Copyright © 2020 Albuquerque Journal
It’s been a while since the famous saloon owner and courtesan Maria Gertrudis “Tules” Barceló was spotted around Santa Fe, but she was recently seen at the bar at El Farol on Canyon Road.
Of course, it wasn’t Doña Tules in the flesh; she died in 1852. But her image is gracing the bottles of a line of high-quality mezcal named in her honor.
With the governor’s proclamation shutting down bars, it might be a while before you can sip spirits in a public place. But guess what? There’s a virtual club that’s marketing the añejo mezcal online.
Founded by filmmaker Scott Andrews, the Doña Tules Single Barrel Club purchases small lots of mezcal produced in Mexico and brings them up the Turquoise Trail to Santa Fe, where they are aged in French and American oak for a minimum of 15 months. The youngest release to date is 19 months, and the oldest 30 months.
The venture has pledged to give 50% of its profits to local community organizations in Mexico that are selected with the help of its traditional producers.

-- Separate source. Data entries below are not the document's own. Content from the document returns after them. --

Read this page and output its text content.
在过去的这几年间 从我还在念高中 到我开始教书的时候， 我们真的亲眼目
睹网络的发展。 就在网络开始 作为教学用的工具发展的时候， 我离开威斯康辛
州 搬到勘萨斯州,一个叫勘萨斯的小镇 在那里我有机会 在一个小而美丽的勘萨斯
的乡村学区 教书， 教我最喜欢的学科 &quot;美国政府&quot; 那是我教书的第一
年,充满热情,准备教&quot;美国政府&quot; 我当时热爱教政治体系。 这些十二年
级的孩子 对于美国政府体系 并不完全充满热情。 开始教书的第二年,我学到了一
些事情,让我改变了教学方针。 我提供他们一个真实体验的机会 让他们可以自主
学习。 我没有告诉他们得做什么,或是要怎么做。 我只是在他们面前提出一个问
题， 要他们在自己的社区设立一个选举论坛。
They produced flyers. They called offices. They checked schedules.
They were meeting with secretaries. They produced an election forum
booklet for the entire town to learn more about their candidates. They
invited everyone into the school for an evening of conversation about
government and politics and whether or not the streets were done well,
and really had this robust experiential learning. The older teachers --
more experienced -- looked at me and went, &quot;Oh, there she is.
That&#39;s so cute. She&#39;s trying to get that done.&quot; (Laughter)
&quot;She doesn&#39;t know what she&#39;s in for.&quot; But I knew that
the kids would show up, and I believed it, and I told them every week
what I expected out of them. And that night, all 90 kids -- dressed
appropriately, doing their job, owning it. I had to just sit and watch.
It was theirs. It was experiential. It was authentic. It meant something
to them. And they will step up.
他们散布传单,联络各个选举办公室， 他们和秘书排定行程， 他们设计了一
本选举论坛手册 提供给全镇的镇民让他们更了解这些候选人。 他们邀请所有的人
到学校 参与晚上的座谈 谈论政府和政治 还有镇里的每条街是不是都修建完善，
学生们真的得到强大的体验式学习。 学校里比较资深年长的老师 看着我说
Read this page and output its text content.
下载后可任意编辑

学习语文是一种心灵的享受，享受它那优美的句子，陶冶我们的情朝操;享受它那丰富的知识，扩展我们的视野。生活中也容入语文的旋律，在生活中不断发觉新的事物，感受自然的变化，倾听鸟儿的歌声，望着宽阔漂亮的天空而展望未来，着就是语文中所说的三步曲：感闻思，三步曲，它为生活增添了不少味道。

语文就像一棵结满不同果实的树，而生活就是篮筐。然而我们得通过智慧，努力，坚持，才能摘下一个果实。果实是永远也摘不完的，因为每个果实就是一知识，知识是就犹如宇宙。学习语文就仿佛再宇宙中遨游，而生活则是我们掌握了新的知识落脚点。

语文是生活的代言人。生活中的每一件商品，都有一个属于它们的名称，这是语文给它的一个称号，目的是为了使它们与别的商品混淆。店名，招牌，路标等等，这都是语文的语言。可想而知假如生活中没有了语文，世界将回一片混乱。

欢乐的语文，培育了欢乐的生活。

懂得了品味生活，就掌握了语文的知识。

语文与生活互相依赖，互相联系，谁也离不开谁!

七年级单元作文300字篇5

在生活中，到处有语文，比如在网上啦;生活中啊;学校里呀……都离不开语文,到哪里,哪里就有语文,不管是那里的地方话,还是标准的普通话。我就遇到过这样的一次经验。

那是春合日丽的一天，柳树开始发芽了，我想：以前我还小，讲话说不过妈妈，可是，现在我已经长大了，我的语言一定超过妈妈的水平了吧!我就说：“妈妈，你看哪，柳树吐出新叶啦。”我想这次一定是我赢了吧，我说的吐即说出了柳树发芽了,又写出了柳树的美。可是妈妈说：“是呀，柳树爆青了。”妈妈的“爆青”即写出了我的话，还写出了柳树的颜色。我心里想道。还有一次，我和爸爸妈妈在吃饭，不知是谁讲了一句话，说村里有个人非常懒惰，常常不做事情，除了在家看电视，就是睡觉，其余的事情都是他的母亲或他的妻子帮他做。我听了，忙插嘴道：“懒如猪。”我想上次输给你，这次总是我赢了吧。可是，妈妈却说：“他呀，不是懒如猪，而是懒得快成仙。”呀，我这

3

The other half will go to a nonprofit called The Wisdom Archive (thewisdomarchive.com), which makes documentaries about disappearing traditional culture here, in Mexico and around the world.

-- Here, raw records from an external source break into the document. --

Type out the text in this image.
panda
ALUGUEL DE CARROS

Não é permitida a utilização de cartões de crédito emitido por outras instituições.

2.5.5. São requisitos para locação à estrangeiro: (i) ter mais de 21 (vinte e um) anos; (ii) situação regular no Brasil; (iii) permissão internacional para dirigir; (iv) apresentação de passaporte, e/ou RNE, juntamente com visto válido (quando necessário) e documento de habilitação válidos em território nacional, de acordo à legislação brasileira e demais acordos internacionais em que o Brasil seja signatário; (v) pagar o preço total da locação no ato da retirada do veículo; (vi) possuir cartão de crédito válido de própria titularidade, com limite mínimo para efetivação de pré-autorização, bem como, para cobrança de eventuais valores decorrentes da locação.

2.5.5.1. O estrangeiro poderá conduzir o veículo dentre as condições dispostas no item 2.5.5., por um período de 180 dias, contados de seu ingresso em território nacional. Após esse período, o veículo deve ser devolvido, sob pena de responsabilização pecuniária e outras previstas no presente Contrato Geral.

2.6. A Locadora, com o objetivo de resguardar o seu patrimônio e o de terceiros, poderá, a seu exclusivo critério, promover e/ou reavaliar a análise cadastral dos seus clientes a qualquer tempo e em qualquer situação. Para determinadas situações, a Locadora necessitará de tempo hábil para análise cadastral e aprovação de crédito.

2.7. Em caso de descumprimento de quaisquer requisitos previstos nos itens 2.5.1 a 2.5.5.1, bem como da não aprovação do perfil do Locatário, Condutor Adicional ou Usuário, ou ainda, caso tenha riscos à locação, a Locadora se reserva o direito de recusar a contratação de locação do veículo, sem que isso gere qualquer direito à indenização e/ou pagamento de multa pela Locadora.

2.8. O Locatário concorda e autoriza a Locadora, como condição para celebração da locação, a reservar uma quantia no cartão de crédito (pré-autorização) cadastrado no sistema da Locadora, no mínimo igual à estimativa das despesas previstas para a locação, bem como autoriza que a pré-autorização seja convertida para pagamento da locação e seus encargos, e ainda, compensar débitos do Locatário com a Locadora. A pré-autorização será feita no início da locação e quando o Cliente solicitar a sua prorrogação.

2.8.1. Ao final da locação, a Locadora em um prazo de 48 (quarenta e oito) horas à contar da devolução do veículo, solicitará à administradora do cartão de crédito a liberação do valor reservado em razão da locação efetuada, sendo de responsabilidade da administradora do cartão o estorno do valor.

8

In the spirit of full disclosure, it must be revealed that Andrews declined to be interviewed by Journal North because he promised another publication an exclusive in June. In light of recent events, that seems a long time to wait for an interview.
Bottles of Doña Tules barrels No. 1, 2 and 3 are in town right now. Why wait to talk about the Single Barrel Club, especially when there’s plenty of information about it on the company’s website?
Here’s how it works, according to the website: In every barrel, 250 bottles are reserved for club members. When the club is full, the bottles will not be sold to the general public. When there are a few extra bottles or special editions outside the regular club offerings, they will be made available first to club members.
Members agree to buy one bottle of each release (two releases per year) at $150 (including shipping) each. These releases will be bottled and shipped on May 1 and November 1. Subscribing members are entitled to buy additional bottles of each edition, when available, for $120.
Once the coronavirus crisis has passed and bars are open again, you can spend the evening sipping mezcal from the first three barrels, which were produced by mezcalero Edgar Gonzalez in the village of San Cristobal Lachirioag in Mexico.
To educate mezcal aficionados about Gonzalez, Andrews has made a documentary about him, which can be viewed on forsippingonly.com. Doña Tules Single Barrel Anejo Mezcals can be found at Geronimo, Sazon, El Farol and Paloma in Santa Fe.
The company also offers a craft aging kit, which contains 11 aging sticks that “promise to turn your bottle into a barrel, your silver tequila into an añejo and your run-of-the-mill scotch or bourbon into a double-barreled beauty,” according to the website. The $120 kit comes with instructions, oxidation membranes and reabsorption tubes.
No doubt Doña Tules would be proud of her namesake. The card sharp was one of the first saloon owners to bring barrels of Mexican agave spirits up the Turquoise Trail for her patrons in Santa Fe.